Working with such questions in mind, Mary Rogan’s new book Prison Policy in Ireland not only illuminates the political, historical and social forces behind Irish prison policy, it is also an insightful contribution to broader penological scholarship and points to new methods of analysing penal change in other jurisdictions.

Another question which arose during the workshop was the power of the lobby and how this directed matters of criminal justice law-making.  Are the various industrial groups another impetus of policy in Ireland, taking into consideration the influence of such groups as the Garda Officers’ Associations and the Prison Officers’ Association.

Other matters of note that were raised at The Differential Association workshop was the distinction of the European tradition versus the US tradition of the location of criminology within universities, which led to the question how does criminological character differ whether criminology as a field is located under the umbrella of law versus sociology, reflecting European and US traditions respectively.  

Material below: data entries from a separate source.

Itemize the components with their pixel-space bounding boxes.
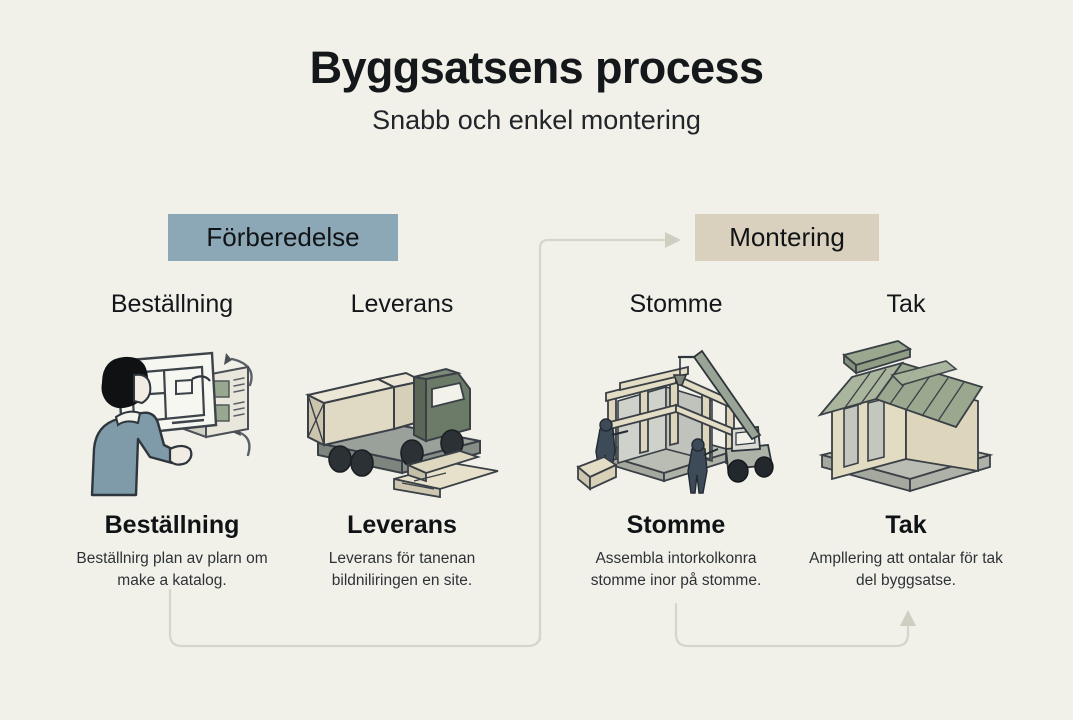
- house-roof-illustration: [806, 331, 1006, 499]
- step-order-caption: Beställnirg plan av plarn om make a kata…: [65, 548, 280, 592]
- diagram-header: Byggsatsens process Snabb och enkel mont…: [0, 44, 1073, 136]
- person-with-floorplan-illustration: [72, 331, 272, 499]
- arrowhead-right-icon: [665, 232, 681, 248]
- step-delivery: Leverans: [286, 292, 518, 592]
- delivery-truck-illustration: [302, 331, 502, 499]
- step-order-top-title: Beställning: [111, 292, 233, 317]
- phase-band-assembly: Montering: [695, 214, 879, 261]
- step-roof: Tak: [790, 292, 1022, 592]
- phase-label-preparation: Förberedelse: [206, 222, 359, 253]
- phase-band-preparation: Förberedelse: [168, 214, 398, 261]
- step-roof-top-title: Tak: [887, 292, 926, 317]
- step-frame-caption: Assembla intorkolkonra stomme inor på st…: [569, 548, 784, 592]
- process-diagram: Byggsatsens process Snabb och enkel mont…: [0, 0, 1073, 720]
- step-delivery-top-title: Leverans: [351, 292, 454, 317]
- step-frame-top-title: Stomme: [629, 292, 722, 317]
- step-delivery-caption: Leverans för tanenan bildniliringen en s…: [295, 548, 510, 592]
- connector-frame-to-roof: [676, 604, 916, 646]
- phase-label-assembly: Montering: [729, 222, 845, 253]
- step-frame: Stomme: [560, 292, 792, 592]
- page-title: Byggsatsens process: [0, 44, 1073, 91]
- step-delivery-title: Leverans: [347, 513, 457, 538]
- step-order: Beställning: [56, 292, 288, 592]
- step-frame-title: Stomme: [627, 513, 726, 538]
- step-roof-title: Tak: [885, 513, 926, 538]
- connector-order-to-frame: [170, 590, 540, 646]
- arrowhead-up-icon: [900, 610, 916, 626]
- step-order-title: Beställning: [105, 513, 240, 538]
- page-subtitle: Snabb och enkel montering: [0, 106, 1073, 136]
- step-roof-caption: Ampllering att ontalar för tak del byggs…: [799, 548, 1014, 592]
- timber-frame-crane-illustration: [576, 331, 776, 499]
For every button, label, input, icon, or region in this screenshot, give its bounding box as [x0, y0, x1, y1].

The positive manoeuvrings in Irish criminal justice at the moment were warmly acknowledged, and bright lights, such as the excellent and sustained work of the Irish Penal Reform Trust.  Turning a possible negative into a definite positive, the point was raised that while Irish criminology may still be underdeveloped, we have at least avoided certain pitfalls by virtue of our nascent character, such as being thrall to administrative concerns and answering only questions posed by Government, as well as the danger of making itself irrelevant.

Criminology may no longer be absentee in Ireland – the regular meetings of the DA, new publications and journals concerned with Irish criminal justice matters, along with the annual Irish Criminology Conference all point to the range and scale of criminological activity.  More practically however, the lack of positions for newly qualified criminology students, and the traditional path of Irish emigration were highlighted as a major concern.  Overall the tone was positive and optimistic, though.  Irish criminology is out of the tracks and is developing in an interesting and possibly distinct way; Irish criminal justice patterns and events – both contemporary and historical – are still in need of much excavation and analysis.  Under these conditions the one thing we are certain of is that Irish criminology can only continue to expand.

This blog was written by Lynsey Black, Louise Brangan and Martin Quigley.

The views expressed are the authors’ alone.